HOKAH, Minn. — With more than three decades of experience in the food industry, Barb Kappauf says the healthier food and homey atmosphere at her new Tas-Tee Shoppe soup and sandwich shop have been well-received by Hokah-area residents.
She opened her new business Jan. 3 in a small building at 211 Main St. that formerly housed a Head Start program, behind the Hokah City Center building (the former Hokah Elementary School), which houses city offices. The city of Hokah owns both buildings and leases the smaller one to Kappauf.
Kappauf also manages the Hokah City Center’s kitchen, which is used to prepare food for events (such as parties, business meetings and wedding receptions) booked at the center.
Before opening Tas-Tee Shoppe, Kappauf operated the Sidewalk Cafe at 46 Main St. in downtown Hokah from 2013 until she closed that business at the end of December.
It was time to do something new in a new location, Kappauf said. Her menu at the Tas-Tee Shoppe offers healthier fare than she had at the downtown cafe, she said. The new menu is “totally different” than her old one, she said.
For one thing, there’s no deep fryer at the Tas-Tee Shoppe, so Kappauf’s french fries are made with an air fryer, and her doughnuts are baked rather than fried.
Open Monday through Saturday, the soup and sandwich shop has a menu board that lists several signature sandwiches that are available daily. Such as The Cuban, featuring smoked pork, salami, sliced ham, Swiss cheese, pickles and a secret sauce on a ciabatta bun; a pork melt sandwich made with shredded pork, Swiss cheese and cranberry horseradish sauce on toasted marble rye bread; a grilled salmon patty sandwich made with grilled Texas toast and a mayo dill sauce; and Barb’s Deluxe Egg Salad sandwich on a hoagie bun.
Kappauf plans to begin offering wrap sandwiches and salads in about a month, and will continue to add to her menu. “I want to have things on it that nobody else around here has,” she said.
She has two or three soups available each day, such as chicken dumpling, baked potato, bean, cheesy broccoli, vegetable beef and chili. “The chili is available each day throughout the winter,” Kappauf said, adding that “I make a great chili. I’ve won four chili cook-offs in town with it.”
The soup and sandwich shop also has daily specials, such as an open-face turkey sandwich with mashed potatoes, stuffing and gravy; spaghetti; and baked chicken.
On Fridays, the fish special gives diners a choice between broiled and pan-fried fish.
Kappauf said pizzas are coming soon; she hopes to begin serving them in the next few weeks. “They’ll be different, specialty pizzas that I like to make,” she added.
“I have homemade cinnamon rolls every day,” Kappauf said.

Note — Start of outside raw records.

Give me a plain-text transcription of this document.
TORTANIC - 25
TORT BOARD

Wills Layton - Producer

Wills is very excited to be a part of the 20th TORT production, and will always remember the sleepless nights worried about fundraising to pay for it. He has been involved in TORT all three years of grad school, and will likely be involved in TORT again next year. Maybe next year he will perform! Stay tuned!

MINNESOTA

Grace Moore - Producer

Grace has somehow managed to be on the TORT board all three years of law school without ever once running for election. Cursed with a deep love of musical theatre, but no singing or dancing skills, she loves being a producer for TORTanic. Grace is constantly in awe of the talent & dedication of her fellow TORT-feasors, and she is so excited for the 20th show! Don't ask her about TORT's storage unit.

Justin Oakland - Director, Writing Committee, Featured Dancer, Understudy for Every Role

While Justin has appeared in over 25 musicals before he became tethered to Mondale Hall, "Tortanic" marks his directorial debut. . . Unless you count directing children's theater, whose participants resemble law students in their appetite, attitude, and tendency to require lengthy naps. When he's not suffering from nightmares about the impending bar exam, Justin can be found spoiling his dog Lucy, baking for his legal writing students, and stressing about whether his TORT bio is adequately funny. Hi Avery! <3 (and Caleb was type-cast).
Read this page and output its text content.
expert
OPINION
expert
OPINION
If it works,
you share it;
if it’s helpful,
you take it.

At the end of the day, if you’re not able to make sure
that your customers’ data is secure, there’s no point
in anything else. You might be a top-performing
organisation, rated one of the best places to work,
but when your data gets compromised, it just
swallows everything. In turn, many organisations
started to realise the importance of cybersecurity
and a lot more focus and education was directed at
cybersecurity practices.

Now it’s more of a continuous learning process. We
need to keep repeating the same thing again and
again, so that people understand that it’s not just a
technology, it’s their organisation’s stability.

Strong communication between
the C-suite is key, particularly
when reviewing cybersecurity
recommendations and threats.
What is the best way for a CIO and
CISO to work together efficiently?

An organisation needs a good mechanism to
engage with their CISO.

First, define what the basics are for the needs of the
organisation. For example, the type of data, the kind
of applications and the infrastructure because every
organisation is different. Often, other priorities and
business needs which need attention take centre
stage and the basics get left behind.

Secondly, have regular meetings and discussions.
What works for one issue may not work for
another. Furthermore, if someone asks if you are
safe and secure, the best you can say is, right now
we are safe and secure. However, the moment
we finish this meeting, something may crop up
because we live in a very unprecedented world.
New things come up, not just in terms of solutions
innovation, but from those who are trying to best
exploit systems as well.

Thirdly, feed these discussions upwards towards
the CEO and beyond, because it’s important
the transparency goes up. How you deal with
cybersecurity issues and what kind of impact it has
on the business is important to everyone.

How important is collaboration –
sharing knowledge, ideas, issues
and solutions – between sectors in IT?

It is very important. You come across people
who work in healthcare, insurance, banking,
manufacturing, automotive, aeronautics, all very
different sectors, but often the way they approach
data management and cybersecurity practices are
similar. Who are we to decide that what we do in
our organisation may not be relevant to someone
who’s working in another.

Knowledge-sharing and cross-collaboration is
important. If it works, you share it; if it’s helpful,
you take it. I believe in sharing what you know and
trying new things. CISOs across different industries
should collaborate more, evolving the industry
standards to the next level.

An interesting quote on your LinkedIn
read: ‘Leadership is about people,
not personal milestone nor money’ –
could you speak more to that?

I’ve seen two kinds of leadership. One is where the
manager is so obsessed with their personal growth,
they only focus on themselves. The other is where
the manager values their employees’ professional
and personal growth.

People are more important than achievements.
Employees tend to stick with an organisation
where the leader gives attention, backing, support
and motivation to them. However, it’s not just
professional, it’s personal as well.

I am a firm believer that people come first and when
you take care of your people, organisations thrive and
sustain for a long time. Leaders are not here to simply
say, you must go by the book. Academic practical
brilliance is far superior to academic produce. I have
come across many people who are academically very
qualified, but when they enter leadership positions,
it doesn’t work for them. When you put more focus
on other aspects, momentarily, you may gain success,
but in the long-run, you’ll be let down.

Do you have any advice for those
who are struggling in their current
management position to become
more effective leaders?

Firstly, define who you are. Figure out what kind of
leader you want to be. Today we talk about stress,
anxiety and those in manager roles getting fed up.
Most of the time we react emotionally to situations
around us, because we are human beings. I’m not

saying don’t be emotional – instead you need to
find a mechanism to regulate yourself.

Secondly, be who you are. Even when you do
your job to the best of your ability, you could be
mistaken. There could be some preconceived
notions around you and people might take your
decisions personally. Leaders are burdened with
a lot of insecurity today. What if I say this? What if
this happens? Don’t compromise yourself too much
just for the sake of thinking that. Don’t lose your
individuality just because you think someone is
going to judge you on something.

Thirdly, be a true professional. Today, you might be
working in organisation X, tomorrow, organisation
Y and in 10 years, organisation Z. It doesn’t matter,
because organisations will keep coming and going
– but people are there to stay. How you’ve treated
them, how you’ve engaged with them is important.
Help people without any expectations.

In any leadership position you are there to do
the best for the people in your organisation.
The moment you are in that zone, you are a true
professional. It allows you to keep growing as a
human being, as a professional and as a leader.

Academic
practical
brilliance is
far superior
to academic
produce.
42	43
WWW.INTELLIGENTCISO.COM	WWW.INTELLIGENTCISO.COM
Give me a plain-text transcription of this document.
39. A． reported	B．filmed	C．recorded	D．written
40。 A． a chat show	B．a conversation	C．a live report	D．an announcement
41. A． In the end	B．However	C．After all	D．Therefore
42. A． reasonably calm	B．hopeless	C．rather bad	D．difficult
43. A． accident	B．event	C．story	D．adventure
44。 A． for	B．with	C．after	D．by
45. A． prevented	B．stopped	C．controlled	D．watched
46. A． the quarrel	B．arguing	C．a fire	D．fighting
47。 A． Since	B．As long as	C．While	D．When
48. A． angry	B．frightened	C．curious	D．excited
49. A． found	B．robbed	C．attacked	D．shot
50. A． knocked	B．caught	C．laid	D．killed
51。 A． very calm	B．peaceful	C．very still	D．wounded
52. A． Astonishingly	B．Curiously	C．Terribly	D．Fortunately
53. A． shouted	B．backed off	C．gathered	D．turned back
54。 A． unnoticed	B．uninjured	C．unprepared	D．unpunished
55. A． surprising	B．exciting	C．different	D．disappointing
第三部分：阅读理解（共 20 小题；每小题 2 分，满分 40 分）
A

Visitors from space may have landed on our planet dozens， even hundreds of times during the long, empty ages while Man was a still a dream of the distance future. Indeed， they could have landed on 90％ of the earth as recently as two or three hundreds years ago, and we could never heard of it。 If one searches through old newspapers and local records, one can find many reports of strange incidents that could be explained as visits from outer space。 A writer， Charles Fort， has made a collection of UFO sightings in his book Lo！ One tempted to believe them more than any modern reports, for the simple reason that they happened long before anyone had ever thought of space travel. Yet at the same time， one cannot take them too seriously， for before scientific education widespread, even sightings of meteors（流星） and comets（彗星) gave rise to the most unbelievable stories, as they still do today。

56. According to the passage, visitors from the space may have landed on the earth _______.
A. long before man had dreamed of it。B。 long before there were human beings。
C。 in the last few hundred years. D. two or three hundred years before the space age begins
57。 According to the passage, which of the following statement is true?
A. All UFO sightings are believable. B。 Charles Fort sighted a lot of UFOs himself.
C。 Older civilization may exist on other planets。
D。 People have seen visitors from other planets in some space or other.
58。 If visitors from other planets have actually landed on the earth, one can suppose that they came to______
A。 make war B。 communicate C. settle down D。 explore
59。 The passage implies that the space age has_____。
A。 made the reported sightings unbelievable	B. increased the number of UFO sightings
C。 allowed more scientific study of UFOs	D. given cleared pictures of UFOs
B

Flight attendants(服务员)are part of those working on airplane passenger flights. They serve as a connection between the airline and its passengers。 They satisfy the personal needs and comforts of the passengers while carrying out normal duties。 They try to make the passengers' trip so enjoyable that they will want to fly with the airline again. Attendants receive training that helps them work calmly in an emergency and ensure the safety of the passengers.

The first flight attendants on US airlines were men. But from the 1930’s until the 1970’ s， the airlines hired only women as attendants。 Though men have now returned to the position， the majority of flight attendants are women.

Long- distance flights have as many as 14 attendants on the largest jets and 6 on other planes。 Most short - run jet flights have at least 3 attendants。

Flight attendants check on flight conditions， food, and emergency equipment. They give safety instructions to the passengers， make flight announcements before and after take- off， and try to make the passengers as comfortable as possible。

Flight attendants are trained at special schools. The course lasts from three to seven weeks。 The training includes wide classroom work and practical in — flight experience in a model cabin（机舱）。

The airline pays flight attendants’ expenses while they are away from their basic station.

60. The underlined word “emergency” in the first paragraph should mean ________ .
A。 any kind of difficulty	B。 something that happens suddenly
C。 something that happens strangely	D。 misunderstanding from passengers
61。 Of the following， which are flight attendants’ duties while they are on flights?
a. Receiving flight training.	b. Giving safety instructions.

And each day she has two kinds of pie, and a selection of pastries and other desserts. Her biggest-selling pies are sour cream raisin, lemon meringue and pecan.
One of Kappauf’s most popular varieties of baked doughnuts is made with a Snickers candy bar in the center.
She plans to offer ice cream novelties – such as ice cream sandwiches and malt cups – in the warmer months.
“We also offer low-sodium alternatives,” Kappauf said of her menu. Beverages include fruit punch, lemonade, iced tea, soda pop, coffee beverages and hot chocolate.
The Tas-Tee Shoppe also sells the creations of local crafters, Kappauf said. So far, those items include sugar scrubs, handmade jewelry, postcards, crocheted hats and T-shirts.
“We’re also handicapped-accessible,” Kappauf said, with handicapped-accessible bathrooms and designated parking spots for handicapped persons.
She runs the business with the help of her nephew, Justin Langen. “He’s my right-hand man,” Kappauf said.
The soup and sandwich shop’s interior has a country theme, with lots of country decor. It can seat about 30 people at its dining room tables and chairs – the kind found in the kitchens and dining rooms of homes throughout the region.
“When people come in here, they get that relaxed, at-home atmosphere,” Kappauf said of the furniture in her eatery. “That’s what I wanted. I’ve gotten all positive feedback. People love the environment in here.”
Customers can dine in or carry out, and Kappauf also offers catering.
She plans to hold a grand opening celebration sometime this spring.
Kappauf, who is 56, has been in the food industry – mostly cooking at restaurants and cafes – since she was 19. She was raised on a farm between Hokah and Caledonia.
“I like the small-town support and the caring that people here in Hokah show,” she said. “This is a giving community.”